Prison, Op.83 no.1 & Soir, Op.83 no.2

These songs are nearly unique among Faure's writings, for having no dedication, probably due to the nature of the first work. Prison is a setting of a poem that Paul Verlaine wrote while himself in prison after having attempted to kill his friend and fellow poet, Arthur Rimbaud. Faure, who set several of Verlaine's poems (Clair de lune, Spleen, Cinq melodies de Venise, and La bonne chanson) during the late 1880s, made his setting of this poem one of his most dramatic and emotional, each note tied especially closely to the moods of the text, from the first quiet contemplation of the serenity in the world outside the prison, to the agonized and desperate unanswerable questions of the ending, sinking into a quiet sense of loss and grief.
While Faure rarely tried to link the songs gathered together into the various opuses, except, of course, when writing a song cycle, in "Soir" he did choose a text expressing a certain level of sadness, though here alleviated by love and by thoughts of compassion, in contrast to the first work. The first two stanzas are marked by his typical sensual lyricism, the last becoming more intense as the poem declares, "C'est la pitie," the emotion that Faure must have felt and certainly expressed in his setting of "Prison."

Mélodies de Venise, Op.58 no.1: Mandoline
Mandoline is the first of Gabriel Fauré's Mélodies (5) de Venise (Five Venetian Melodies), and in fact, the only one of the five to truthfully lay claim to its eponymous provenance: Fauré completed the song in the summer of 1891 during a stay in Venice, but wrote the rest of the songs in the cycle, and published the set, later that year in Paris. At any rate, the entire cycle bears the unmistakably French character of Fauré's adventurous but never overbearing harmonies, his translucent textures, and his emotionally direct melodic contours. The text, like the others in the cycle, is taken from Paul Verlaine, whose poems make up a large portion of the words set to music by fin de siècle composers. (Mandoline, in fact, had already been set by Debussy a year before Fauré's Mélodies (5)). Fauré uses the song to inaugurate his cycle with a bright, nimble mood (contrasting sharply, for example, with the textural moiré and veiled gestures of the second song, En sourdine). Repeated chords and jaunty rhythms form the core of the accompaniment, undergirding a lyrical line in the voice. Though Fauré generally shied away from blatant tone painting, the rhythmic character and plucky articulation of the piano clearly evoke the serenade singers described by Verlaine. The mood is light, as the poet notices figures in the crowd, describes their clothes, and gives listeners a glimpse of personality; the poem, as a character scene, offers Fauré the kind of poetic obligation he most enjoys meeting: a study in the evocation of subtle metaphor and the acute emotional resonance of a fluid narrative.
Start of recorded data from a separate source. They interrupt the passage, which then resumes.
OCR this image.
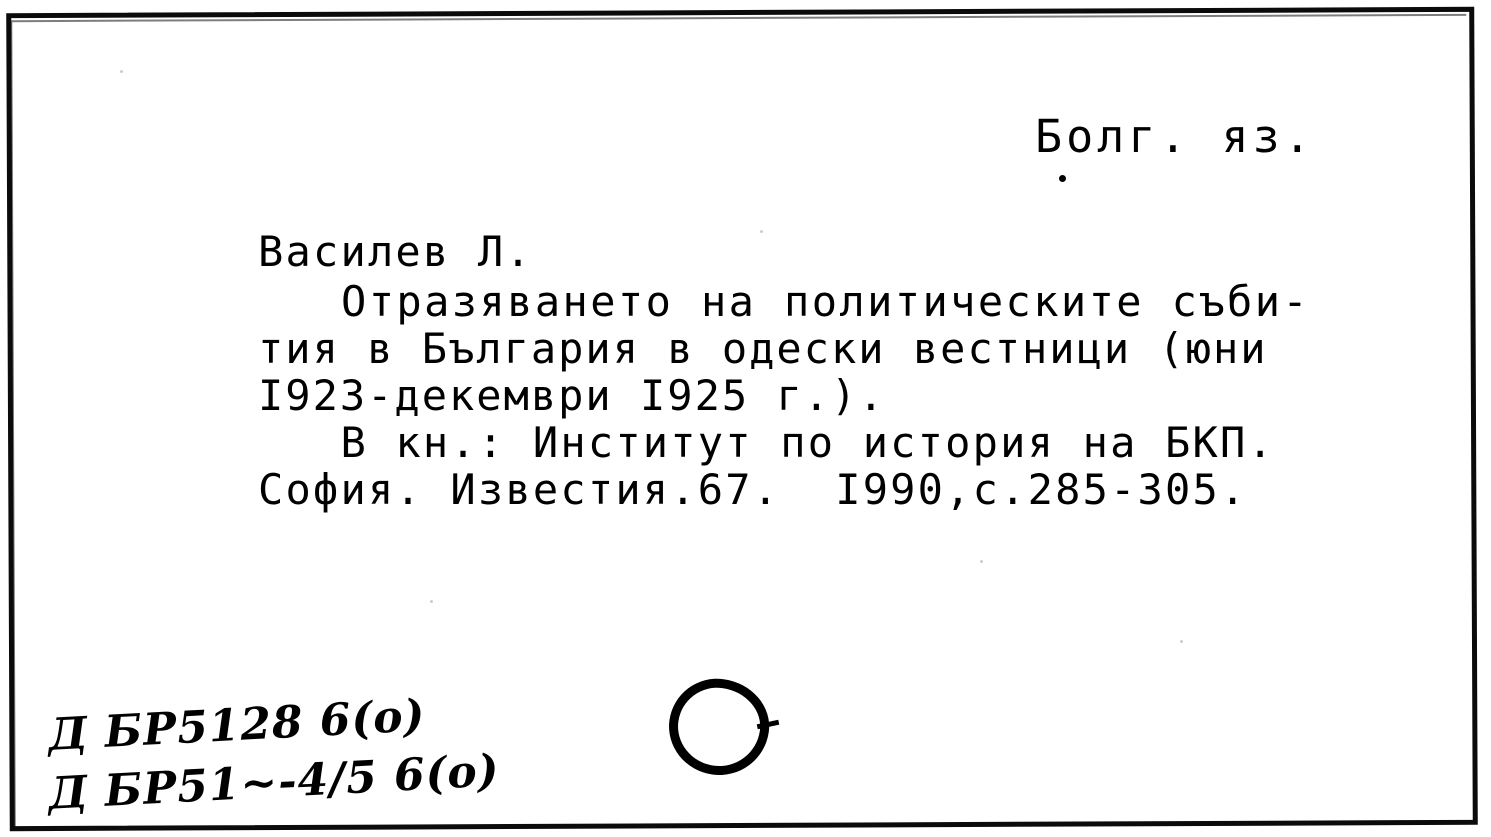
Болг. яз.
Василев Л.
Отразяването на политическите съби-
тия в България в одески вестници (юни
I923-декември I925 г.).
В кн.: Институт по история на БКП.
София. Известия.67.  I990,с.285-305.
Д БР5128 6(о)
Д БР51~-4/5 6(о)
As the scene progresses, Fauré extends the curve of his melodic arcs and infuses his harmonic progressions with greater leeway -- the mandolin itself finally making its premiere in Verlaine's fourth stanza; but in the end, Fauré returns to the light texture and coyly self-conscious prattle of the opening verse.

Poème d'un jour, song cycle for voice and piano, Op. 21 no.3: Adieu
The last song returns to the major key. This is almost a précis of the emotional journey of the cycle. The tone of this song is more or less dispassionate, with both voice and accompaniment moving in more or less scalar steps until the word "fumee," with the upward fourth and the following piano arpeggio suggesting smoke blowing away, followed by the key change. But even in the brief section before the repeat of the first theme, while there are wider intervals and even a mezzo forte on "fleurs," and a slightly more restless accompaniment, after the change back to the original key and vocal theme, the accompaniment even takes on a lightly accented syncopation, adding to the effect of near-carelessness.